No Mato Grosso do Sul, foi criado o Comitê contra o Tráfico de Seres Humanos – que reúne representantes de várias entidades públicas e organizações não-governamentais – e tem feito inúmeros eventos para divulgar a legislação e a atuação da rede e dos órgãos públicos no combate a esse crime. "O Comitê de Combate à Exploração Sexual do MS também tem feito uma boa atuação no estado, detectando crimes sexuais, sobretudo contra crianças. Vários casos que foram noticiados nacionalmente tiveram apuração rápida e condenação criminal após um ano", conta a juíza.

Marina Oliveira confirma que o tráfico de crianças e adolescentes acontece principalmente internamente ou através das fronteiras. As crianças muitas vezes são traficadas para realizarem trabalho forçado em áreas de produção agrícola. No caso de exploração sexual, a fiscalização é difícil nos sete mil quilômetros de fronteira brasileira e nas estradas. No litoral, o turismo sexual é o grande objetivo. Entretanto, apesar de a Internet ser um facilitador para este tipo de prática, no caso de crianças e adolescentes, o combate é facilitado pelo Estatuto da Criança e do Adolescente (ECA), que já prevê como crime a pornografia e a exploração sexual infantil na web.
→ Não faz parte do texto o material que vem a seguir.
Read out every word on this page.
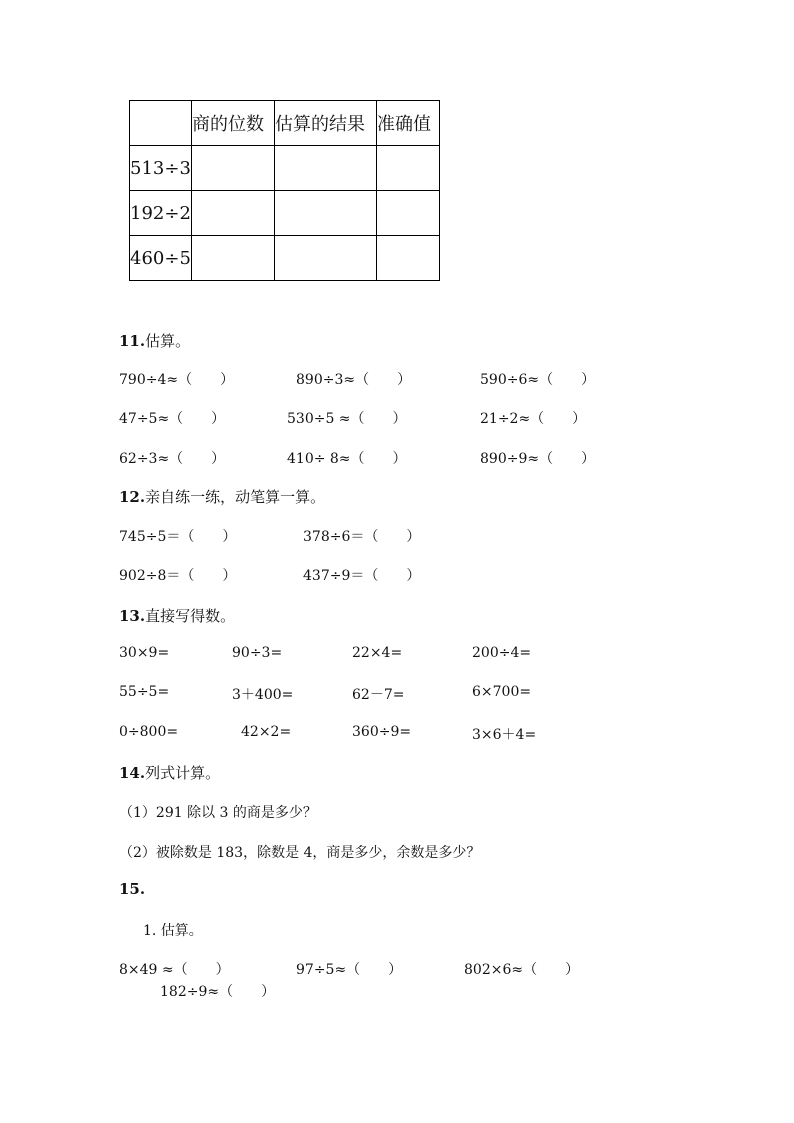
	商的位数	估算的结果	准确值
513÷3			
192÷2			
460÷5			
11.估算。
790÷4≈（　　）	890÷3≈（　　）	590÷6≈（　　）
47÷5≈（　　）	530÷5 ≈（　　）	21÷2≈（　　）
62÷3≈（　　）	410÷ 8≈（　　）	890÷9≈（　　）
12.亲自练一练，动笔算一算。
745÷5＝（　　）	378÷6＝（　　）
902÷8＝（　　）	437÷9＝（　　）
13.直接写得数。
30×9=	90÷3=	22×4=	200÷4=
55÷5=	3＋400=	62－7=	6×700=
0÷800=	42×2=	360÷9=	3×6＋4=
14.列式计算。
（1）291 除以 3 的商是多少？
（2）被除数是 183，除数是 4，商是多少，余数是多少？
15.
1. 估算。
8×49 ≈（　　）	97÷5≈（　　）	802×6≈（　　）
182÷9≈（　　）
Com isso, a Polícia Federal tem ferramentas legais para enquadrar este tipo de conduta.

Protocolo de Palermo

Hoje, a principal arma legal para o combate ao tráfico de seres humanos é a ratificação pelo presidente Luiz Inácio Lula da Silva, em março deste ano, da Convenção das Nações Unidas contra o Crime Organizado Transnacional – a Convenção de Palermo. O Código Penal brasileiro faz referência apenas ao crime de tráfico de mulheres para fins de exploração sexual. Esta é a única tipificação que existe na lei atualmente e, se as vítimas consentirem ou concordarem com a prática, esta deixa de ser considerada crime. A partir da ratificação da Convenção e de seus dois protocolos, o consentimento ou não da vítima deixa de ser relevante nos processos.
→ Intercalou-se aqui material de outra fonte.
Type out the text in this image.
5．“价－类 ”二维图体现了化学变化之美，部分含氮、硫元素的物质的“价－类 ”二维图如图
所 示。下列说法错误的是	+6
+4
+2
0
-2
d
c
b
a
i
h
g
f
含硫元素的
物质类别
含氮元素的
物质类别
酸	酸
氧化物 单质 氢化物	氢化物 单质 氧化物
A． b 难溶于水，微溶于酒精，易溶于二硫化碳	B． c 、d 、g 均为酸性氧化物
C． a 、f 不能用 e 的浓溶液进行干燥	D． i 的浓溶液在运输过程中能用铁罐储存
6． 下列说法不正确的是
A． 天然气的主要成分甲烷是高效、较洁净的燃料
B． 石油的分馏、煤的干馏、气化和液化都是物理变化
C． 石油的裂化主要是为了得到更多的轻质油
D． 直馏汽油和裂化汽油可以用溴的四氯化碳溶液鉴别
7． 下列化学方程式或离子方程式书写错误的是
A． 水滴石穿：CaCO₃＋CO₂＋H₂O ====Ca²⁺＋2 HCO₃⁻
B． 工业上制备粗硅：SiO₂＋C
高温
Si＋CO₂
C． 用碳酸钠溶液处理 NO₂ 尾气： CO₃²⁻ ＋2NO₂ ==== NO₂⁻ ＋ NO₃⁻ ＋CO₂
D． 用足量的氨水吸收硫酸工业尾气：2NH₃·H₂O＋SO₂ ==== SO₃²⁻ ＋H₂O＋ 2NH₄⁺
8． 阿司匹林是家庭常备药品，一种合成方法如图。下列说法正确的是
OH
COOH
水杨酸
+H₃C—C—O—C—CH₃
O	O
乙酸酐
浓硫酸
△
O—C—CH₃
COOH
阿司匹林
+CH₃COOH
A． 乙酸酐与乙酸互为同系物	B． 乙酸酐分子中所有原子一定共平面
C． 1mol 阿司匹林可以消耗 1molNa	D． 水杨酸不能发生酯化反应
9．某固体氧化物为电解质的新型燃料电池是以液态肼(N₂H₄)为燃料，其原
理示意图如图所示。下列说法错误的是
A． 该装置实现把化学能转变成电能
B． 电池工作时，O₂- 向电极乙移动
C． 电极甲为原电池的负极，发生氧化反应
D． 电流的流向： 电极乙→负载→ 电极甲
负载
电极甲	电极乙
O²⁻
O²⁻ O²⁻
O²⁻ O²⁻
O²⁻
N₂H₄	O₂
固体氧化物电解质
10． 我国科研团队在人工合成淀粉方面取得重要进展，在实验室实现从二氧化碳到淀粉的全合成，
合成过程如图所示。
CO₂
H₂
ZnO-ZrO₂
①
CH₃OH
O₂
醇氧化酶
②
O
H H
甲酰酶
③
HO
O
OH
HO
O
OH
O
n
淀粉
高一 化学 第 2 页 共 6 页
O documento define o tráfico de seres humanos como "recrutamento, transporte, transferência, abrigo ou recebimento de pessoas, por meio de ameaça ou uso da força ou outras formas de coerção, de rapto, de fraude, de engano, do abuso de poder ou de uma posição de vulnerabilidade ou de dar ou receber pagamentos ou benefícios para obter o consentimento para uma pessoa ter controle sobre outra pessoa, para o propósito de exploração". O protocolo também define exploração: "inclui, no mínimo, a exploração da prostituição ou outras formas de exploração sexual, trabalho ou serviços forçados, escravidão ou práticas análogas à escravidão, servidão ou a remoção de órgãos".
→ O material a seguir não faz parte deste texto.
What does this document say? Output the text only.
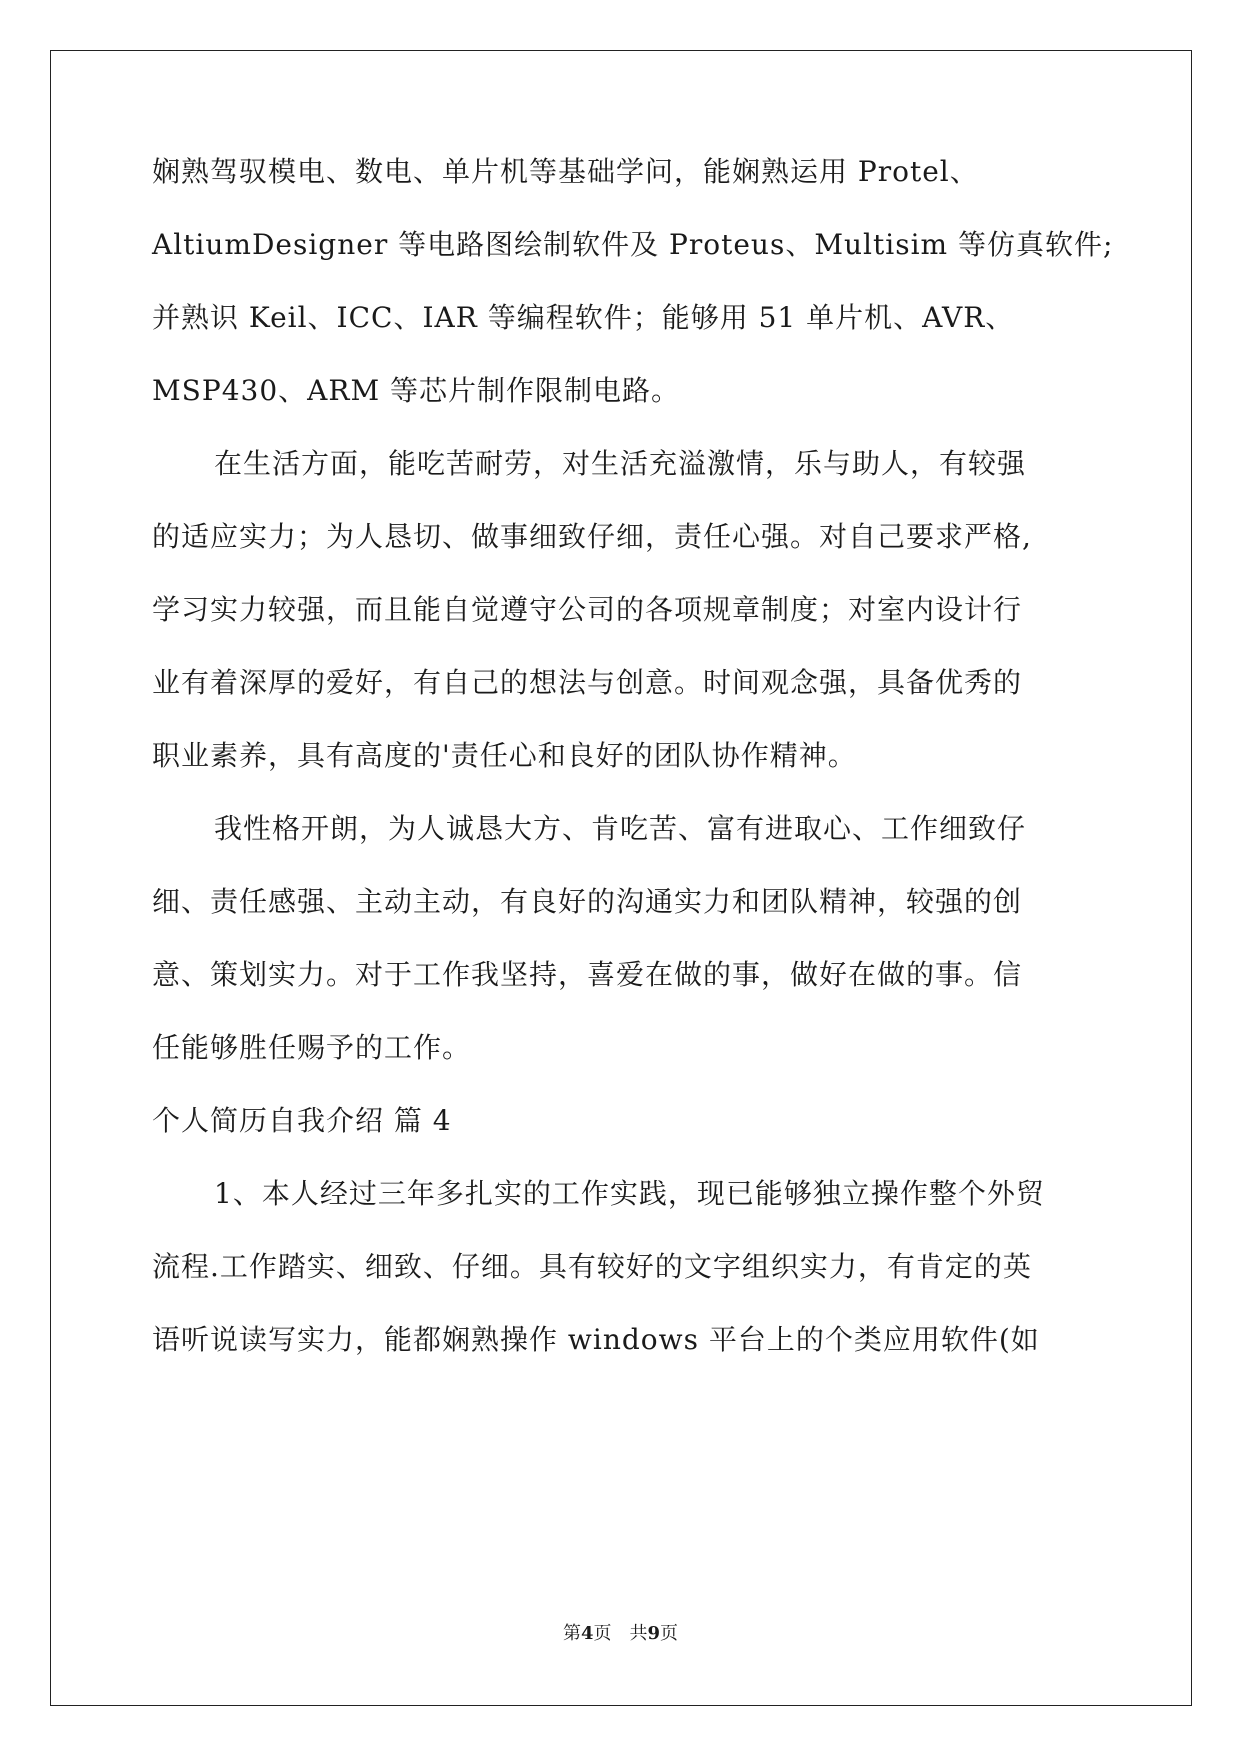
娴熟驾驭模电、数电、单片机等基础学问，能娴熟运用 Protel、
AltiumDesigner 等电路图绘制软件及 Proteus、Multisim 等仿真软件;
并熟识 Keil、ICC、IAR 等编程软件；能够用 51 单片机、AVR、
MSP430、ARM 等芯片制作限制电路。
在生活方面，能吃苦耐劳，对生活充溢激情，乐与助人，有较强
的适应实力；为人恳切、做事细致仔细，责任心强。对自己要求严格,
学习实力较强，而且能自觉遵守公司的各项规章制度；对室内设计行
业有着深厚的爱好，有自己的想法与创意。时间观念强，具备优秀的
职业素养，具有高度的'责任心和良好的团队协作精神。
我性格开朗，为人诚恳大方、肯吃苦、富有进取心、工作细致仔
细、责任感强、主动主动，有良好的沟通实力和团队精神，较强的创
意、策划实力。对于工作我坚持，喜爱在做的事，做好在做的事。信
任能够胜任赐予的工作。
个人简历自我介绍 篇 4
1、本人经过三年多扎实的工作实践，现已能够独立操作整个外贸
流程.工作踏实、细致、仔细。具有较好的文字组织实力，有肯定的英
语听说读写实力，能都娴熟操作 windows 平台上的个类应用软件(如
第4页　共9页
Segundo a coordenadora do Ministério da Justiça, a nossa legislação deixa de fora temas importantes, como o tráfico para trabalho forçado e o tráfico de homens e travestis para exploração sexual, além de só punir quem menos ganha com o crime. "Com essa legislação só o aliciador é preso. O resto da máfia fica de fora". Ela explica que há um projeto no Senado aguardando votação que substitui no artigo 231 a palavra ‘mulher’ por ‘pessoa’. Como a Constituição brasileira assegura o cumprimento de todos os acordos internacionais ratificados, a legislação nacional terá de ser adaptada à Convenção de Palermo.

A juíza Maria Isabel Rocha acredita que com a nova lei vai haver maior eficácia e cooperação internacional para a perseguição e punição do crime organizado de tráfico de pessoas e para a proteção das vítimas. Apesar desse tipo de crime apresentar inúmeras facetas, há um consenso no que diz respeito a uma abordagem integrada para o seu enfrentamento. "Esperamos que em cinco ou seis anos o tema faça parte da agenda pública, não só da Justiça, mas também da Educação e da Saúde", afirma Marina Oliveira.